I very much doubt if Perry had been following the lengthy and complex debate between Spencer and Weismann on the mechanism of evolution, but he would certainly have known of the various methods, such as the thickness of sediments, that geologists at that time were using to estimate the age of the Earth. To him, Kelvin's much less generous estimate was the anomaly, and, when this estimate was invoked by someone of Salisbury's eminence for semi-religious or even political purposes, that was enough to goad him into action.

I found out about this all rather indirectly. As I admitted in my last post, one of my many vices is commenting in online forums. So when Jerry Coyne's website, Why Evolution Is True, asked what cooling had to do with last November's Texas textbook adoption drama, I wrote a comment that mentioned Kelvin and Rutherford. I also gave there, as an example of creationist absurdity, an alleged repudiation of Rutherford in a 1978 Institute for Creation Research pamphlet by Harold Slusher and T. P. Gamwell, cited by Bob Jones University. Just to be safe, I did a Google search on Slusher and Gamwell, and the only appraisal I could find dismissed their work, on the grounds that it had considered diffusion of heat across a plane surface, rather than the surface of a sphere.

Reality, as always, is more interesting.
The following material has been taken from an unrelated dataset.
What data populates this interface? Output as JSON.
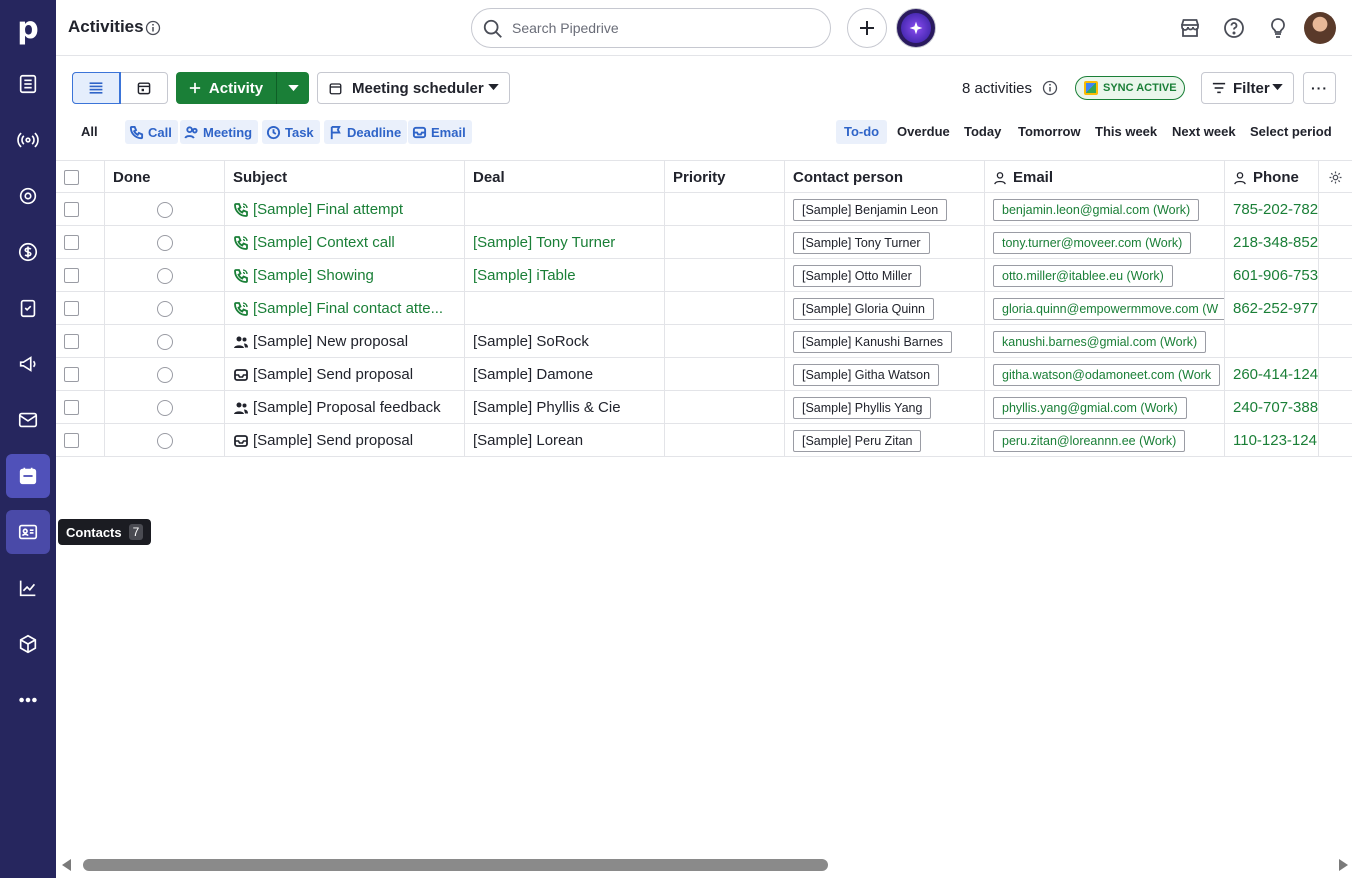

My comment got a rejoinder from one Robert Seidel, who pointed out to me the paper by Englander and colleagues that I discussed on my last post. This, based on current estimates of radioactive heating, actually confirms Slusher and Gamwell's conclusion, and in correspondence Englander told me that the difference between a plane and a sphere is quite unimportant in this context, since conductive cooling would only have penetrated in 5 billion years to one tenth of the Earth's radius. But none of this really matters in the great scheme of things, because Kelvin's argument, as we saw before, is swept aside by mantle convection.

Conclusions: never take a quotation from a real scientist in a creationist text at face value. Strange things happen in the quote mine, as we have seen. But on the other hand, just because an argument refutes creationism, that doesn't always mean it's right. Just because an argument is used to support creationism, that doesn't necessarily mean it's wrong; quite probably, as in the Slusher and Gamwell case, it's simply irrelevant. And just because something is said by creationists, that doesn't mean there's nothing to be learned from it. “Learn even from your enemies”, said Ovid, and he was right.
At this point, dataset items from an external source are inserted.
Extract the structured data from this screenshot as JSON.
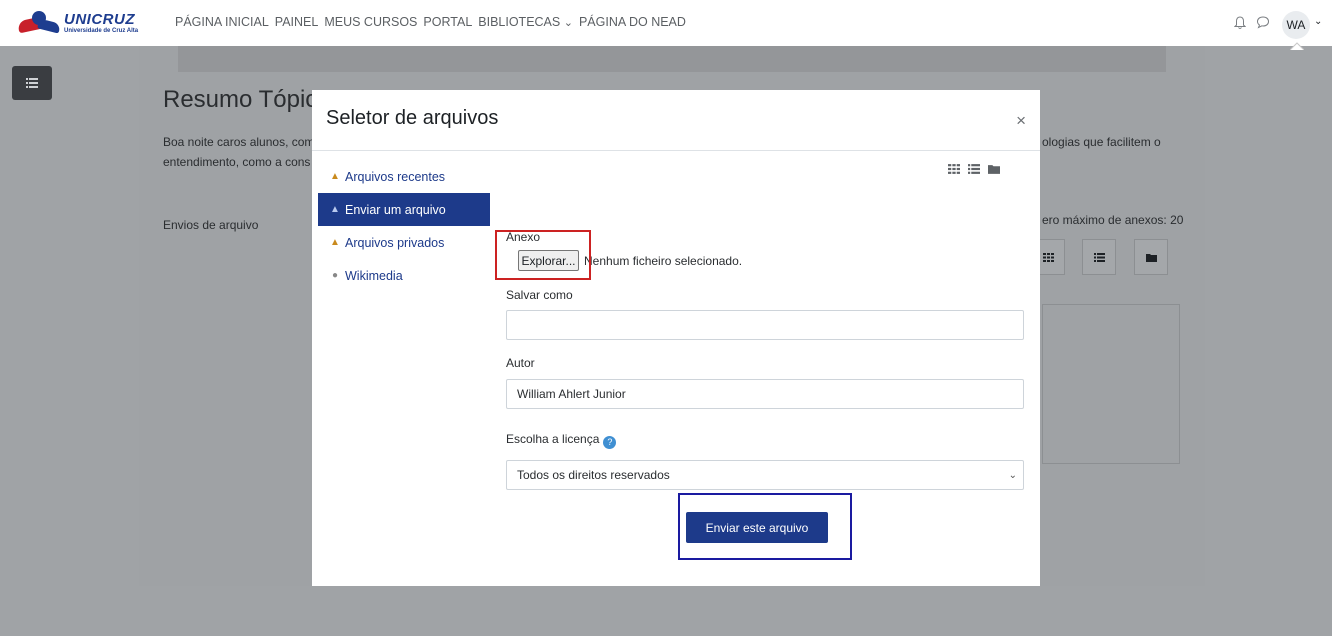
{
  "brand": {
    "name": "UNICRUZ",
    "subtitle": "Universidade de Cruz Alta"
  },
  "nav": {
    "links": [
      "PÁGINA INICIAL",
      "PAINEL",
      "MEUS CURSOS",
      "PORTAL",
      "BIBLIOTECAS",
      "PÁGINA DO NEAD"
    ],
    "libraries_caret": "⌄",
    "user_initials": "WA",
    "user_caret": "⌄"
  },
  "background": {
    "heading": "Resumo Tópico",
    "paragraph_line1": "Boa noite caros alunos, com",
    "paragraph_line1_right": "ologias que facilitem o",
    "paragraph_line2": "entendimento, como a cons",
    "envios": "Envios de arquivo",
    "max_attachments": "ero máximo de anexos: 20"
  },
  "modal": {
    "title": "Seletor de arquivos",
    "close": "×",
    "repositories": [
      {
        "label": "Arquivos recentes",
        "icon": "recent-files-icon",
        "active": false
      },
      {
        "label": "Enviar um arquivo",
        "icon": "upload-icon",
        "active": true
      },
      {
        "label": "Arquivos privados",
        "icon": "private-files-icon",
        "active": false
      },
      {
        "label": "Wikimedia",
        "icon": "wikimedia-icon",
        "active": false
      }
    ],
    "attachment": {
      "label": "Anexo",
      "browse_button": "Explorar...",
      "no_file": "Nenhum ficheiro selecionado."
    },
    "save_as": {
      "label": "Salvar como",
      "value": ""
    },
    "author": {
      "label": "Autor",
      "value": "William Ahlert Junior"
    },
    "license": {
      "label": "Escolha a licença",
      "selected": "Todos os direitos reservados"
    },
    "submit_button": "Enviar este arquivo"
  },
  "colors": {
    "primary": "#1d3a8a",
    "highlight_red": "#cc2222",
    "highlight_blue": "#1a1aa0",
    "backdrop": "#a0a3a6"
  }
}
A quick afterword (a complete afterword would invoke a large part of all geological studies for the past 40 years): by around 1930 it had become clear, from how the shockwaves caused by earthquakes travel, that the solid crust of the Earth floats on a viscous fluid, the mantle. Arthur Holmes, the most farsighted physical geologist of his generation, realised that this would imply mantle convection. He spelt out some of the implications of this in a remarkable paper in Transactions of the Geological Society of Glasgow. Heat would build up beneath over-large continents, attracting upward convective flow which would eventually tear them apart. New basaltic crust would appear at such separation zones, while old crust would disappear in regions of downward flow. Thus for the continents to move it it would not be necessary for them to force their way through basement rock, an obvious physical impossibility, but merely to ride on that moving basement like luggage on a conveyor belt. To use the language adopted a full generation later, when these ideas at last gained general acceptance, Holmes was describing rifting, subduction, and plate tectonics.

I thank Philip Englander, Philip Kitcher, Peter Molnar, Brian Shipley, and one Robert Seidel (if you see this, Robert, please identify yourself so I'll know just who to thank) for helpful discussions. I wrote to Prof Dan Olinger of Bob Jones University regarding his University's portrayal of the Earth's age in December 2013. He assured me that his colleagues would reply to my questions, but they have not yet done so.